The relationship dynamic is also one of the highlights of this ten-episode journey. Kite becomes a positive influence on Haruo and Gou, and you can truly feel the bond Ayumu has with Nanami, her friend. The brief friendship that Mari and Daniel share is also another moment that will truly remind you that having a friend, even if it’s someone you barely know, is one of the most important things you could ever have when facing a tragedy.
Art and Animation
If you’re looking for high-quality art and animation, then Nihon Chinbotsu 2020 isn’t what you’re looking for. The character design and animation looks more like a rough draft of a storyboard, and the lighting is relatively weak. However, the background art and animation sort of makes up for this quality as it emphasizes on the devastation the Earthquakes and tsunamis have on the nation. But if you’re going to watch this series, we have to warn you that a large number of images portrayed in Nihon Chinbotsu 2020 aren’t for the squeamish. You see people crushed by debris, engulfed in a tsunami...and old people having sex...

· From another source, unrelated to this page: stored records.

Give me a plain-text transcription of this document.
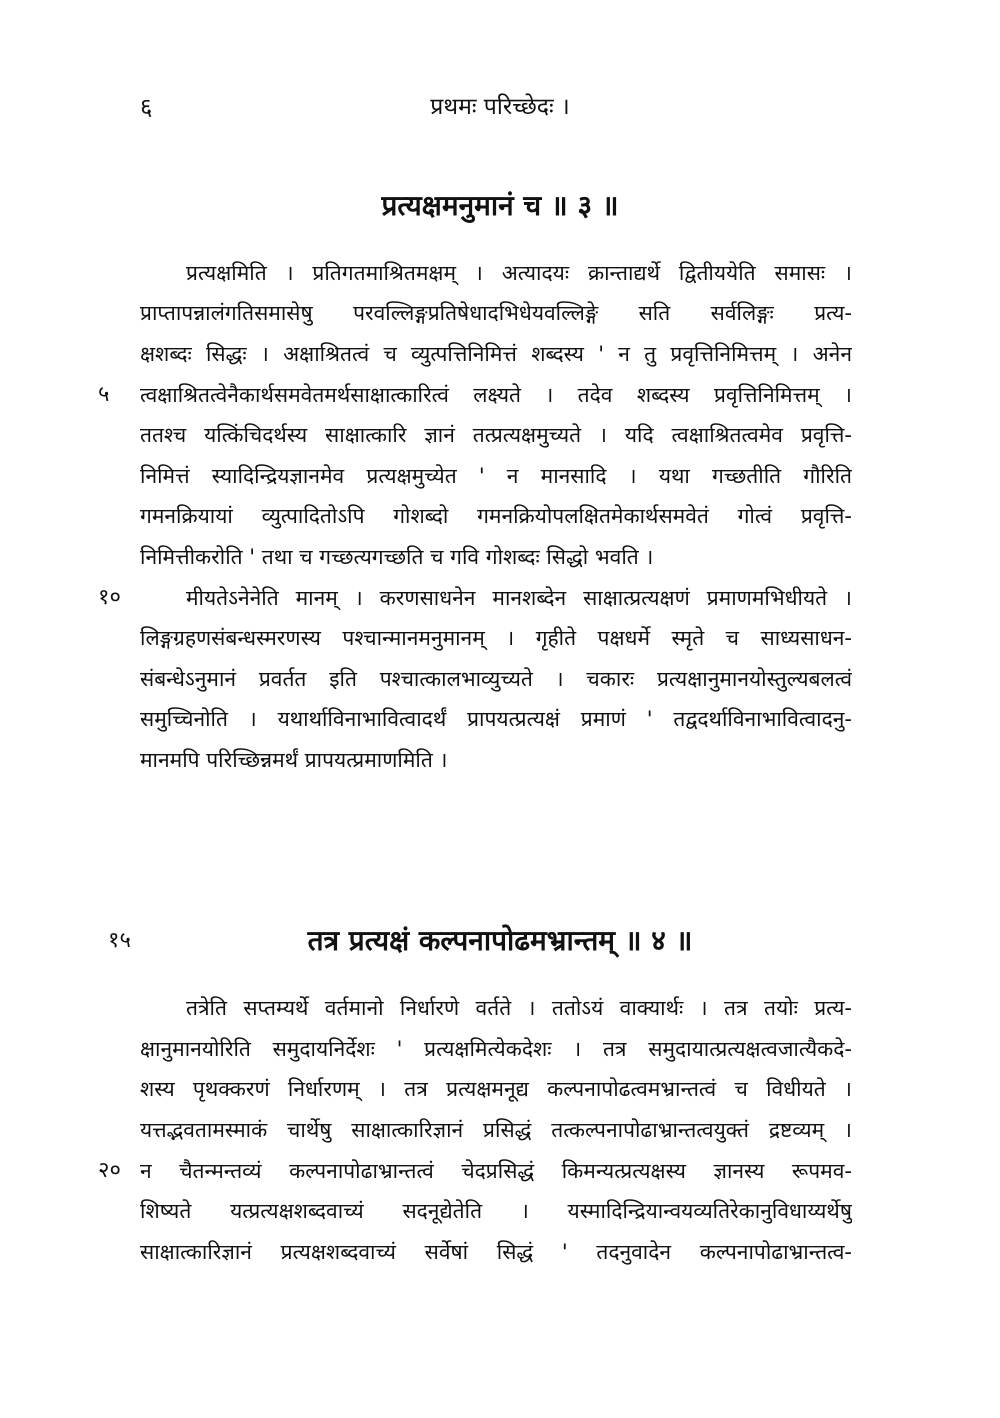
६	प्रथमः परिच्छेदः ।
प्रत्यक्षमनुमानं च ॥ ३ ॥
प्रत्यक्षमिति । प्रतिगतमाश्रितमक्षम् । अत्यादयः क्रान्ताद्यर्थे द्वितीययेति समासः ।
प्राप्तापन्नालंगतिसमासेषु परवल्लिङ्गप्रतिषेधादभिधेयवल्लिङ्गे सति सर्वलिङ्गः प्रत्य-
क्षशब्दः सिद्धः । अक्षाश्रितत्वं च व्युत्पत्तिनिमित्तं शब्दस्य ' न तु प्रवृत्तिनिमित्तम् । अनेन
५ त्वक्षाश्रितत्वेनैकार्थसमवेतमर्थसाक्षात्कारित्वं लक्ष्यते । तदेव शब्दस्य प्रवृत्तिनिमित्तम् ।
ततश्च यत्किंचिदर्थस्य साक्षात्कारि ज्ञानं तत्प्रत्यक्षमुच्यते । यदि त्वक्षाश्रितत्वमेव प्रवृत्ति-
निमित्तं स्यादिन्द्रियज्ञानमेव प्रत्यक्षमुच्येत ' न मानसादि । यथा गच्छतीति गौरिति
गमनक्रियायां व्युत्पादितोऽपि गोशब्दो गमनक्रियोपलक्षितमेकार्थसमवेतं गोत्वं प्रवृत्ति-
निमित्तीकरोति ' तथा च गच्छत्यगच्छति च गवि गोशब्दः सिद्धो भवति ।
१०	मीयतेऽनेनेति मानम् । करणसाधनेन मानशब्देन साक्षात्प्रत्यक्षणं प्रमाणमभिधीयते ।
लिङ्गग्रहणसंबन्धस्मरणस्य पश्चान्मानमनुमानम् । गृहीते पक्षधर्मे स्मृते च साध्यसाधन-
संबन्धेऽनुमानं प्रवर्तत इति पश्चात्कालभाव्युच्यते । चकारः प्रत्यक्षानुमानयोस्तुल्यबलत्वं
समुच्चिनोति । यथार्थाविनाभावित्वादर्थं प्रापयत्प्रत्यक्षं प्रमाणं ' तद्वदर्थाविनाभावित्वादनु-
मानमपि परिच्छिन्नमर्थं प्रापयत्प्रमाणमिति ।
१५	तत्र प्रत्यक्षं कल्पनापोढमभ्रान्तम् ॥ ४ ॥
तत्रेति सप्तम्यर्थे वर्तमानो निर्धारणे वर्तते । ततोऽयं वाक्यार्थः । तत्र तयोः प्रत्य-
क्षानुमानयोरिति समुदायनिर्देशः ' प्रत्यक्षमित्येकदेशः । तत्र समुदायात्प्रत्यक्षत्वजात्यैकदे-
शस्य पृथक्करणं निर्धारणम् । तत्र प्रत्यक्षमनूद्य कल्पनापोढत्वमभ्रान्तत्वं च विधीयते ।
यत्तद्भवतामस्माकं चार्थेषु साक्षात्कारिज्ञानं प्रसिद्धं तत्कल्पनापोढाभ्रान्तत्वयुक्तं द्रष्टव्यम् ।
२० न चैतन्मन्तव्यं कल्पनापोढाभ्रान्तत्वं चेदप्रसिद्धं किमन्यत्प्रत्यक्षस्य ज्ञानस्य रूपमव-
शिष्यते यत्प्रत्यक्षशब्दवाच्यं सदनूद्येतेति । यस्मादिन्द्रियान्वयव्यतिरेकानुविधाय्यर्थेषु
साक्षात्कारिज्ञानं प्रत्यक्षशब्दवाच्यं सर्वेषां सिद्धं ' तदनुवादेन कल्पनापोढाभ्रान्तत्व-
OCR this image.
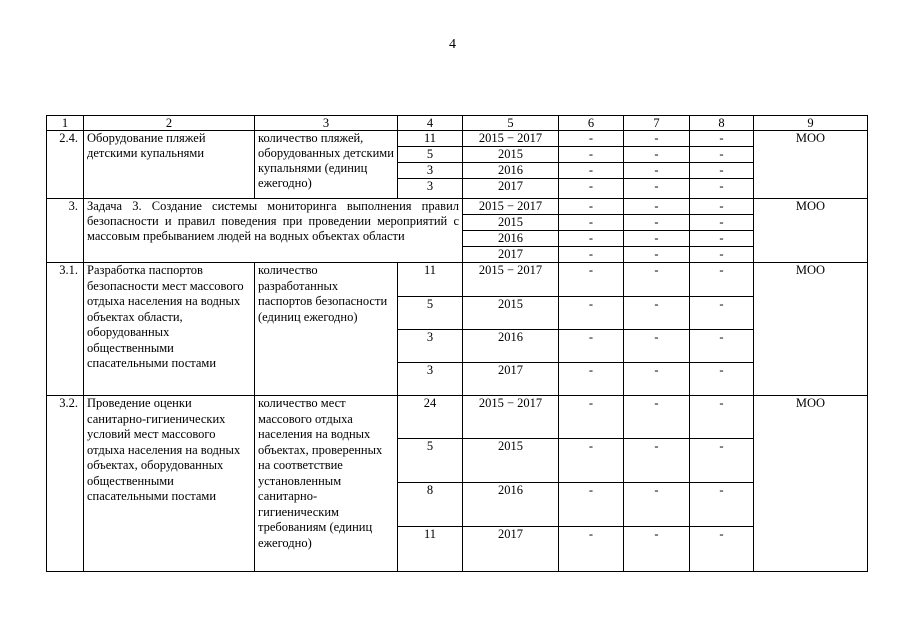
4
1	2	3	4	5	6	7	8	9
2.4.	Оборудование пляжей детскими купальнями	количество пляжей, оборудованных детскими купальнями (единиц ежегодно)	11	2015 − 2017	-	-	-	МОО
			5	2015	-	-	-	
			3	2016	-	-	-	
			3	2017	-	-	-	
3.	Задача 3. Создание системы мониторинга выполнения правил безопасности и правил поведения при проведении мероприятий с массовым пребыванием людей на водных объектах области			2015 − 2017	-	-	-	МОО
				2015	-	-	-	
				2016	-	-	-	
				2017	-	-	-	
3.1.	Разработка паспортов безопасности мест массового отдыха населения на водных объектах области, оборудованных общественными спасательными постами	количество разработанных паспортов безопасности (единиц ежегодно)	11	2015 − 2017	-	-	-	МОО
			5	2015	-	-	-	
			3	2016	-	-	-	
			3	2017	-	-	-	
3.2.	Проведение оценки санитарно-гигиенических условий мест массового отдыха населения на водных объектах, оборудованных общественными спасательными постами	количество мест массового отдыха населения на водных объектах, проверенных на соответствие установленным санитарно-гигиеническим требованиям (единиц ежегодно)	24	2015 − 2017	-	-	-	МОО
			5	2015	-	-	-	
			8	2016	-	-	-	
			11	2017	-	-	-	
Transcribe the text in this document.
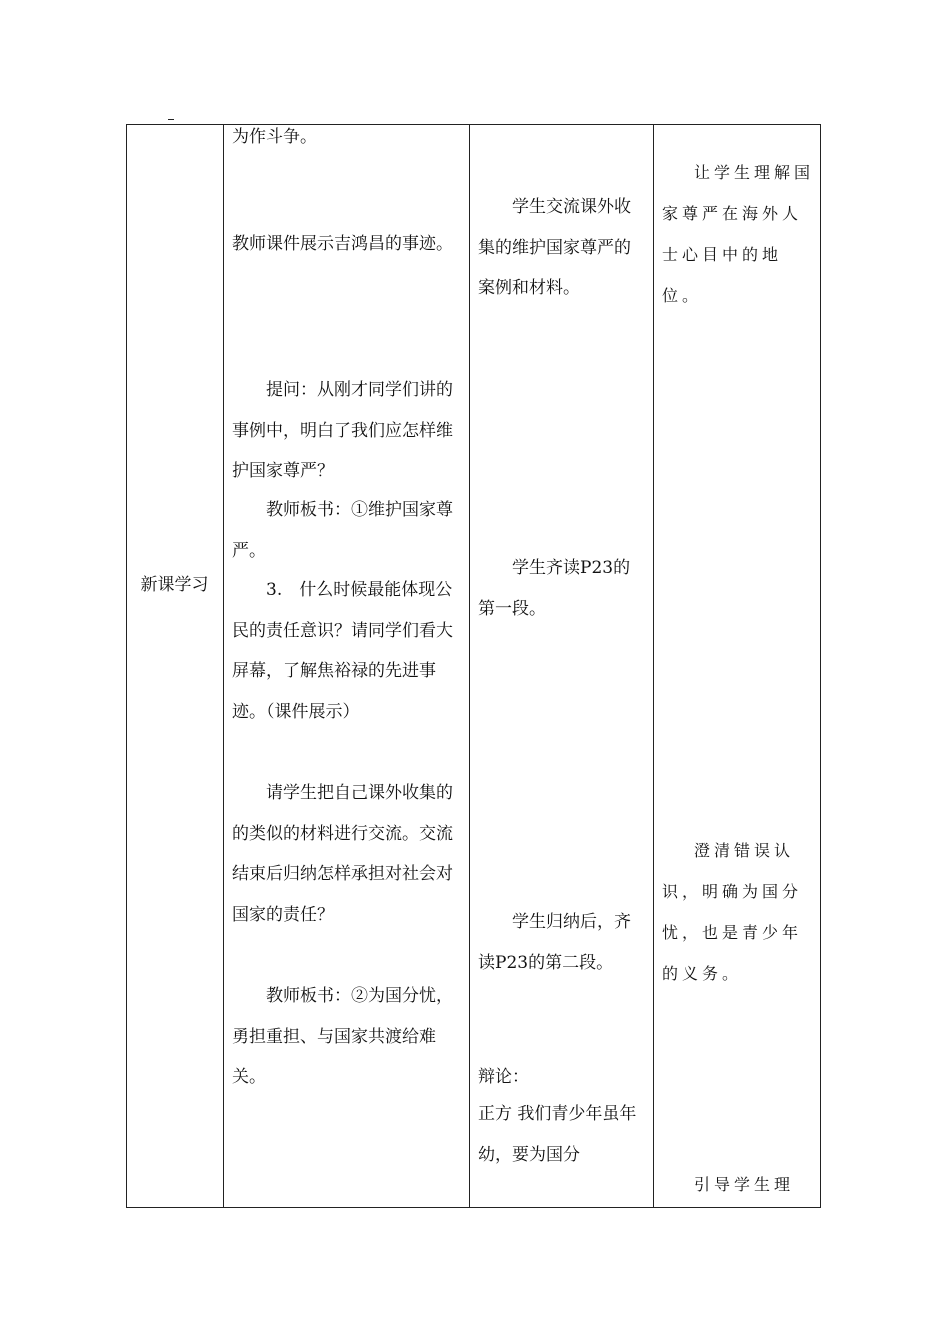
新课学习
为作斗争。
教师课件展示吉鸿昌的事迹。
提问：从刚才同学们讲的事例中，明白了我们应怎样维护国家尊严？
教师板书：①维护国家尊严。
3.　什么时候最能体现公民的责任意识？请同学们看大屏幕，了解焦裕禄的先进事迹。（课件展示）
请学生把自己课外收集的的类似的材料进行交流。交流结束后归纳怎样承担对社会对国家的责任？
教师板书：②为国分忧，勇担重担、与国家共渡给难关。
学生交流课外收集的维护国家尊严的案例和材料。
学生齐读P23的第一段。
学生归纳后，齐读P23的第二段。
辩论：
正方 我们青少年虽年幼，要为国分
让学生理解国家尊严在海外人士心目中的地位。
澄清错误认识，明确为国分忧，也是青少年的义务。
引导学生理
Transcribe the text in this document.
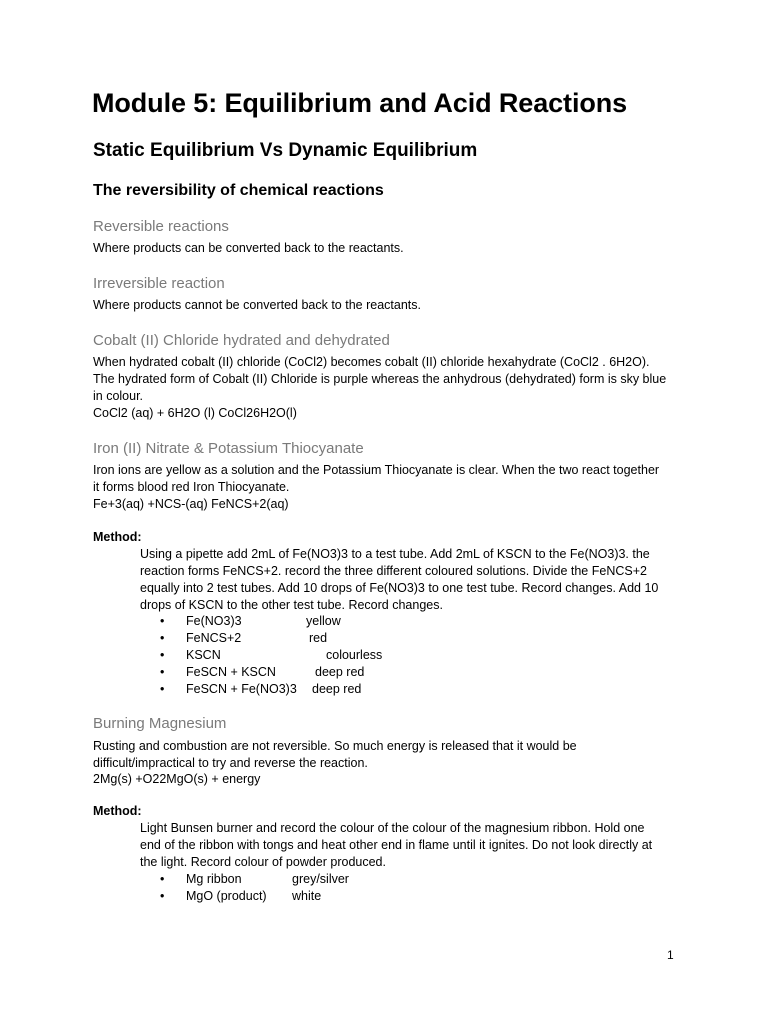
Module 5: Equilibrium and Acid Reactions
Static Equilibrium Vs Dynamic Equilibrium
The reversibility of chemical reactions
Reversible reactions
Where products can be converted back to the reactants.
Irreversible reaction
Where products cannot be converted back to the reactants.
Cobalt (II) Chloride hydrated and dehydrated
When hydrated cobalt (II) chloride (CoCl2) becomes cobalt (II) chloride hexahydrate (CoCl2 . 6H2O).
The hydrated form of Cobalt (II) Chloride is purple whereas the anhydrous (dehydrated) form is sky blue
in colour.
CoCl2 (aq) + 6H2O (l) CoCl26H2O(l)
Iron (II) Nitrate & Potassium Thiocyanate
Iron ions are yellow as a solution and the Potassium Thiocyanate is clear. When the two react together
it forms blood red Iron Thiocyanate.
Fe+3(aq) +NCS-(aq) FeNCS+2(aq)
Method:
Using a pipette add 2mL of Fe(NO3)3 to a test tube. Add 2mL of KSCN to the Fe(NO3)3. the
reaction forms FeNCS+2. record the three different coloured solutions. Divide the FeNCS+2
equally into 2 test tubes. Add 10 drops of Fe(NO3)3 to one test tube. Record changes. Add 10
drops of KSCN to the other test tube. Record changes.
•	Fe(NO3)3	yellow
•	FeNCS+2	red
•	KSCN	colourless
•	FeSCN + KSCN	deep red
•	FeSCN + Fe(NO3)3 deep red
Burning Magnesium
Rusting and combustion are not reversible. So much energy is released that it would be
difficult/impractical to try and reverse the reaction.
2Mg(s) +O22MgO(s) + energy
Method:
Light Bunsen burner and record the colour of the colour of the magnesium ribbon. Hold one
end of the ribbon with tongs and heat other end in flame until it ignites. Do not look directly at
the light. Record colour of powder produced.
•	Mg ribbon	grey/silver
•	MgO (product) white
1
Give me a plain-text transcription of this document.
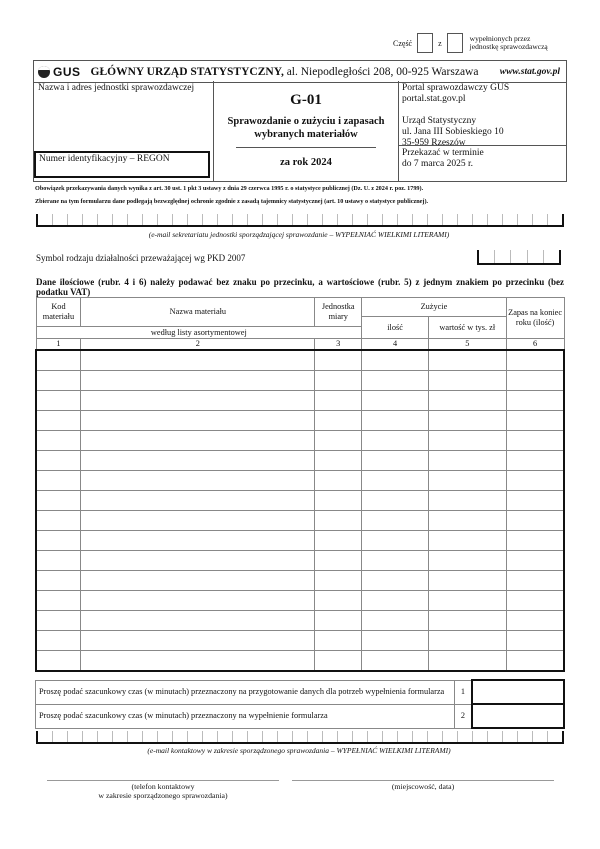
Część	z	wypełnionych przez jednostkę sprawozdawczą
GUS GŁÓWNY URZĄD STATYSTYCZNY, al. Niepodległości 208, 00-925 Warszawa www.stat.gov.pl
Nazwa i adres jednostki sprawozdawczej
Numer identyfikacyjny – REGON
G-01
Sprawozdanie o zużyciu i zapasach wybranych materiałów
za rok 2024
Portal sprawozdawczy GUS
portal.stat.gov.pl
Urząd Statystyczny
ul. Jana III Sobieskiego 10
35-959 Rzeszów
Przekazać w terminie
do 7 marca 2025 r.
Obowiązek przekazywania danych wynika z art. 30 ust. 1 pkt 3 ustawy z dnia 29 czerwca 1995 r. o statystyce publicznej (Dz. U. z 2024 r. poz. 1799).
Zbierane na tym formularzu dane podlegają bezwzględnej ochronie zgodnie z zasadą tajemnicy statystycznej (art. 10 ustawy o statystyce publicznej).
(e-mail sekretariatu jednostki sporządzającej sprawozdanie – WYPEŁNIAĆ WIELKIMI LITERAMI)
Symbol rodzaju działalności przeważającej wg PKD 2007
Dane ilościowe (rubr. 4 i 6) należy podawać bez znaku po przecinku, a wartościowe (rubr. 5) z jednym znakiem po przecinku (bez podatku VAT)
Kod materiału	Nazwa materiału	Jednostka miary	Zużycie		Zapas na koniec roku (ilość)
			ilość	wartość w tys. zł	
według listy asortymentowej					
1	2	3	4	5	6

Proszę podać szacunkowy czas (w minutach) przeznaczony na przygotowanie danych dla potrzeb wypełnienia formularza	1	
Proszę podać szacunkowy czas (w minutach) przeznaczony na wypełnienie formularza	2	
(e-mail kontaktowy w zakresie sporządzonego sprawozdania – WYPEŁNIAĆ WIELKIMI LITERAMI)
(telefon kontaktowy
w zakresie sporządzonego sprawozdania)
(miejscowość, data)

Yes, there is an English dub, but we have to recommend you watch this in Japanese since Gou, Mari, Daniel, and Kite tend to use English words and expressions in that version. This is very important with Gou and Mari since it symbolizes their relationship. By watching it in English, those qualities lose their purpose. And we also promise that Kensho Ono’s (Giorno from JoJo) portrayal as Kite will knock your socks off.
“A Life”, the opening theme, is rather misleading on what you’re about to watch. It just feels like your typical slice-of-life anime opening with how mellow it is and does nothing to prepare you for how dark it really is. Not saying it’s a bad thing, but just feels out of place. We suppose in some instances, being misled can be a good thing. For the most part, background music is pretty much non-existent other than when Haruo listens to his music or when they have that party in the shelter run by that weird cult. Whenever there is music, it is at the right time to set the right mood (especially the rap battle in the hot spring).
All we can say is, despite how badly animated Nihon Chinbotsu 2020 is, it can still tell a story. It’s not just a story about surviving a cataclysmic disaster but is also an excellent critique of Japanese society by challenging every social norm you can think of. It addresses its elderly population, foreigners in Japan, the group mentality, and things that a non-Japanese audience could ever think of. So before watching Nihon Chinbotsu 2020, do a little bit of study of Japanese society (especially with March 11, 2011) and you can appreciate this anime more. For those that have already seen Nihon Chinbotsu 2020, what did you guys think? Please leave your thoughts in the comments!